Russell Wilson has thrown only three more incompletions than touchdown passes so far in the 2020 NFL season. That is not a typo. Through two games, Wilson has completed 52 passes on 63 attempts with nine touchdowns. He has thrown one interception (on a tipped pass) and 11 incomplete passes. He absolutely torched a very talented New England Patriots secondary on Sunday Night Football in Week 2, tossing five touchdowns in what ended up being a very close game.
Wilson is just picking up where he left off last year. Seattle's dedication to establishing the run hindered Wilson's ability to get things going to the point that #LetRussCook became a regular rallying cry on Sundays in 2019. When the Seahawks finally do let him cook, positive results generally come in spades. This isn't really anything new, either. Wilson has been a top-five QB for the last four years after spending the early part of his career as a game-manager of the highest order, which is how Seattle won a Super Bowl.
It's also why, to this point, Wilson has never received an MVP vote. It's not just that he hasn't won an MVP, but he was never even considered strongly enough for anyone in the media to pencil him in on a voting ballot. That was understandable for most of Wilson's career, but we're in the fourth year that Wilson is widely accepted as one of the best quarterbacks in the league. If Seattle continues with their offensive gameplan, this year may finally mark the first of Wilson's career that he's officially in the MVP conversation and gets at least one damn vote.
It's a tall task to actually win MVP. That is not an insightful or bold statement, but it's true, especially this season with all the competing narratives.
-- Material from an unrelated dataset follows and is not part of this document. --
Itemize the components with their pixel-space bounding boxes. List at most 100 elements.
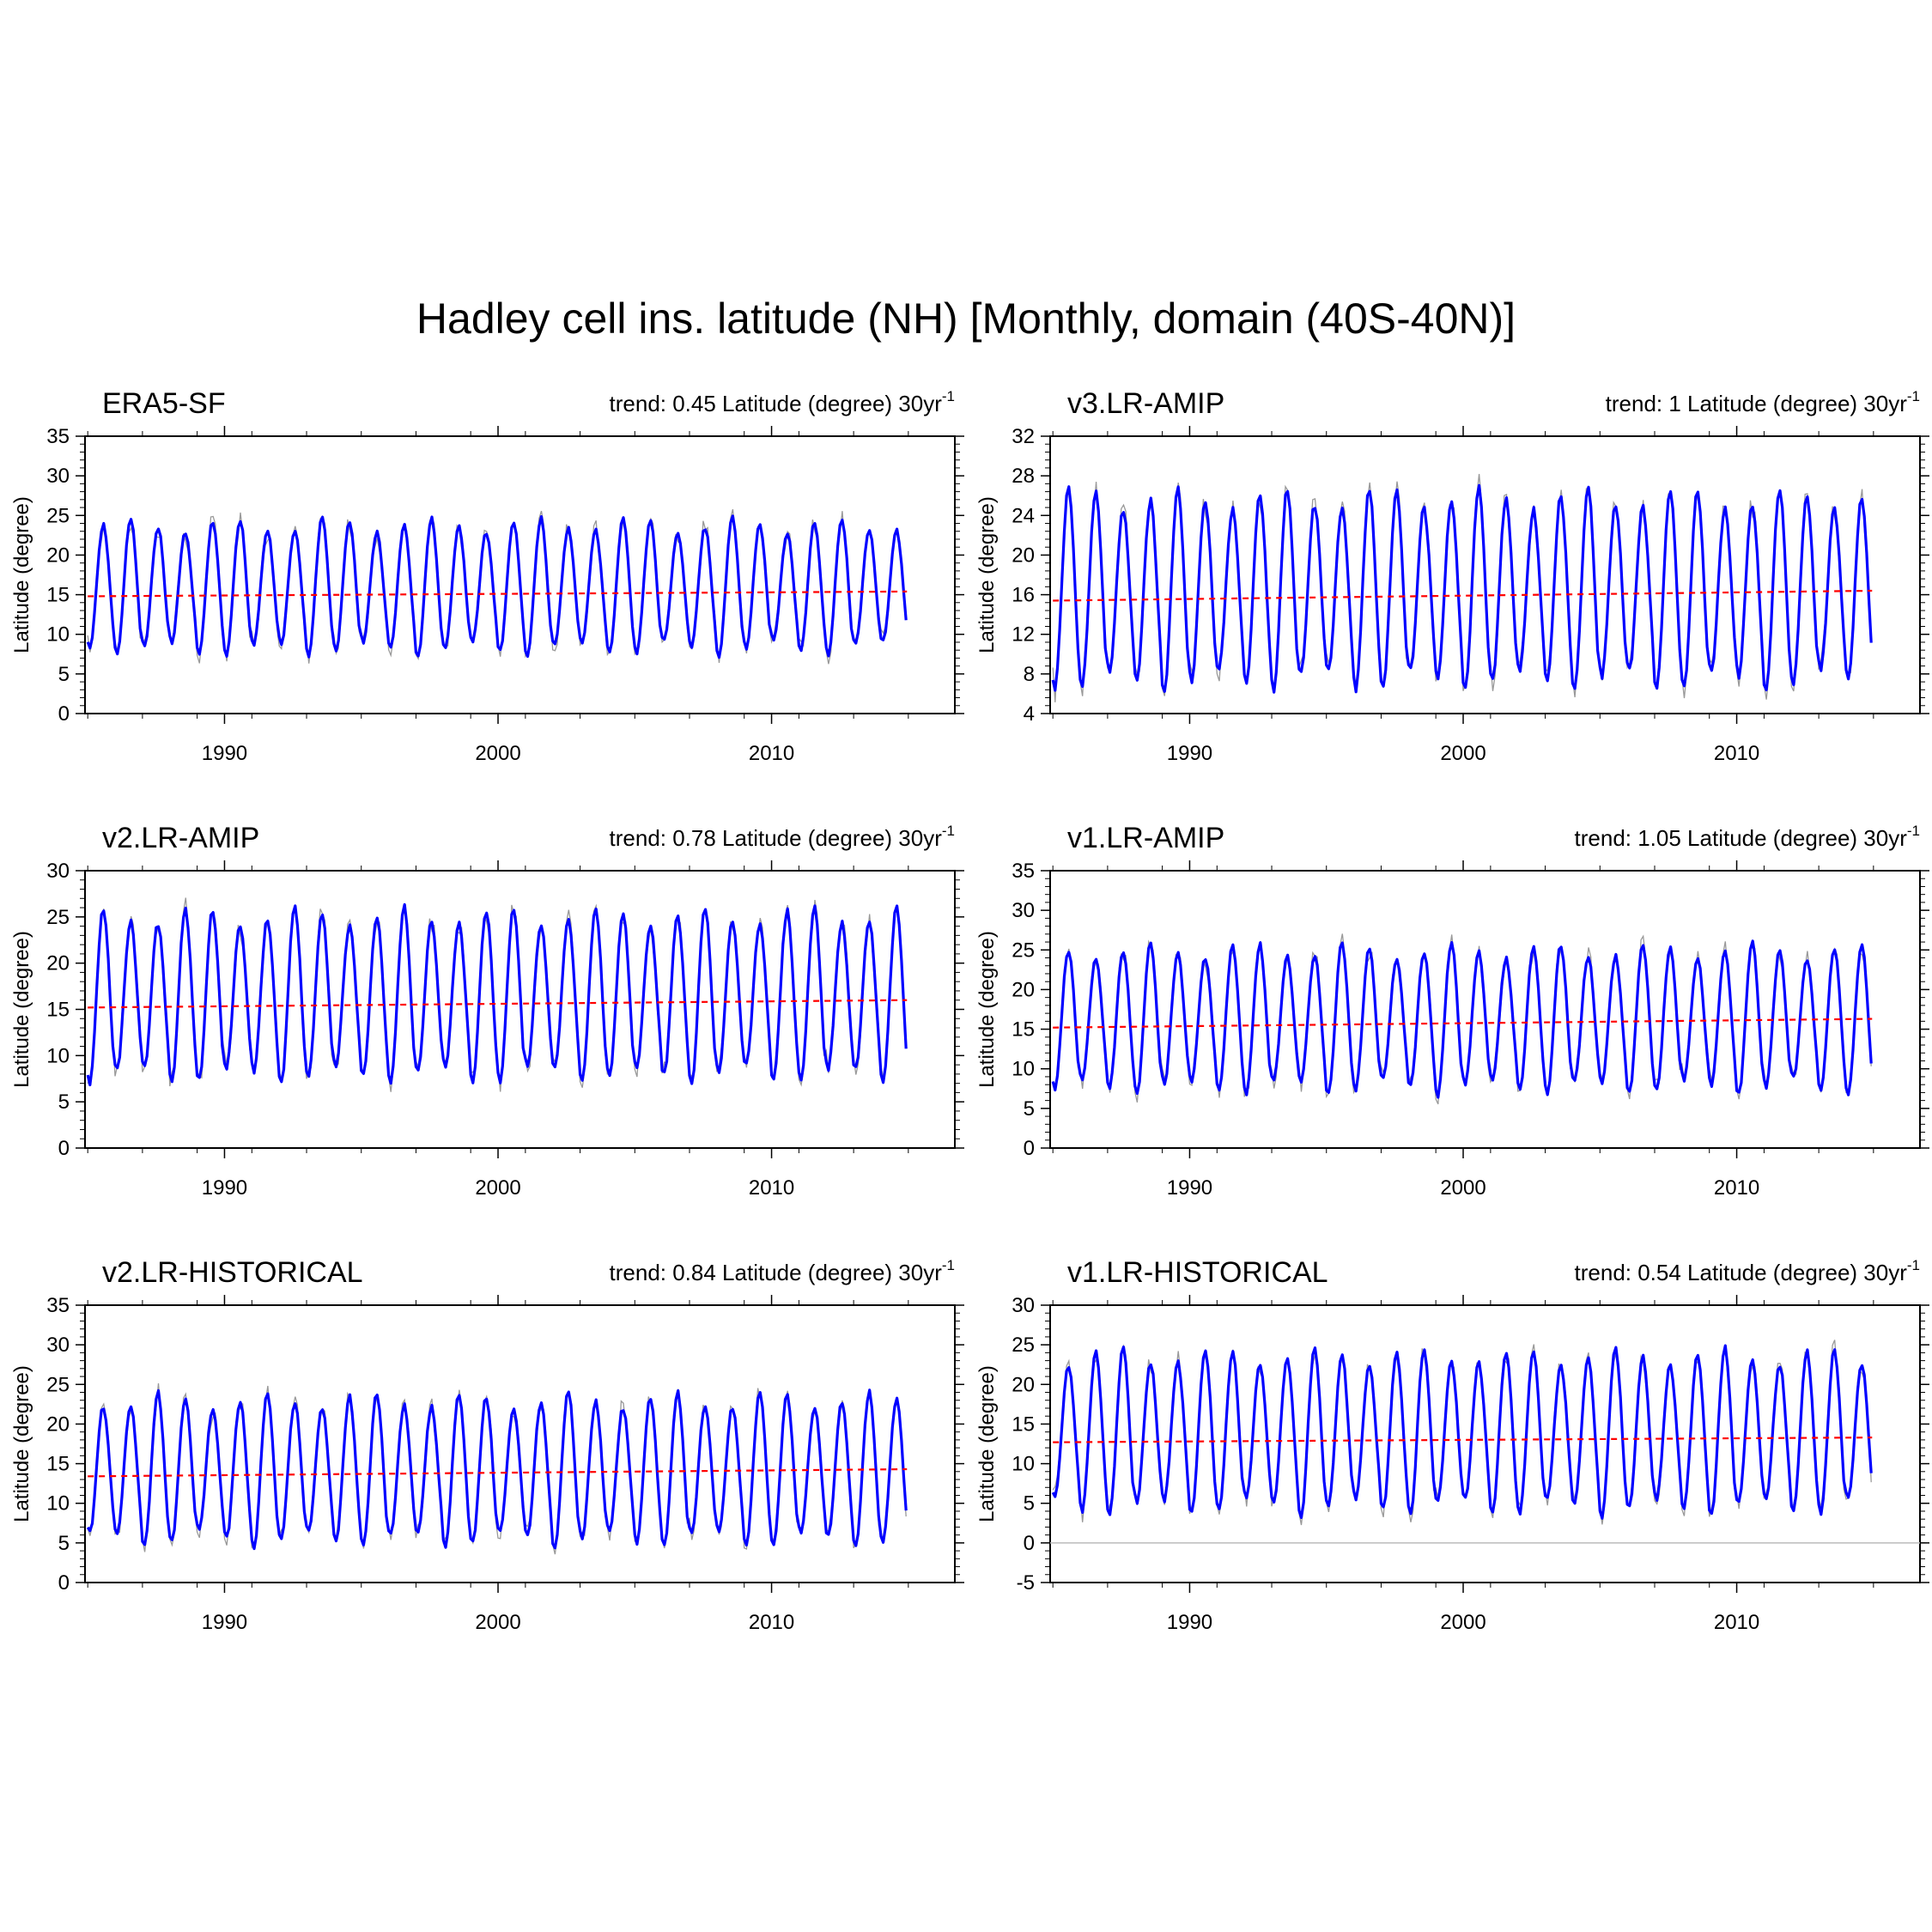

Patrick Mahomes will put up stupidly-big numbers again if he stays healthy all year. Reigning MVP Lamar Jackson is tearing apart defensive schemes just like last year. It feels like Cam Newton is getting more MVP buzz this morning than Wilson even though the former was the player who lost last night. If Tom Brady and the Tampa Bay Buccaneers are even slightly above average, Brady's name will be central to the MVP conversation. Wilson will have to play out of his mind to gain a clear-cut edge over any of those guys during the season.
But to simply earn a vote? Wilson is on the fast track. The Seahawks have a chance to win every game with him under center. They'll lose some, but if Wilson can ensure his team comes away with the NFC West crown, he should be firmly in the running for football's highest individual honor.
It feels unlikely, shall we say, that he'll maintain his current pace and end the year with 72 touchdown passes and eight interceptions. But while he won't put up such gaudy stats, Wilson has been outstanding in the first two weeks of a season where everybody else needs some time to warm up.
We're a few years past Wilson being "underrated" in any sense. Everyone knows this dude is a killer and defensive coordinators should be rightfully terrified of him. But some recognition of that fact in MVP voting has yet to come. This year might finally be the year it does.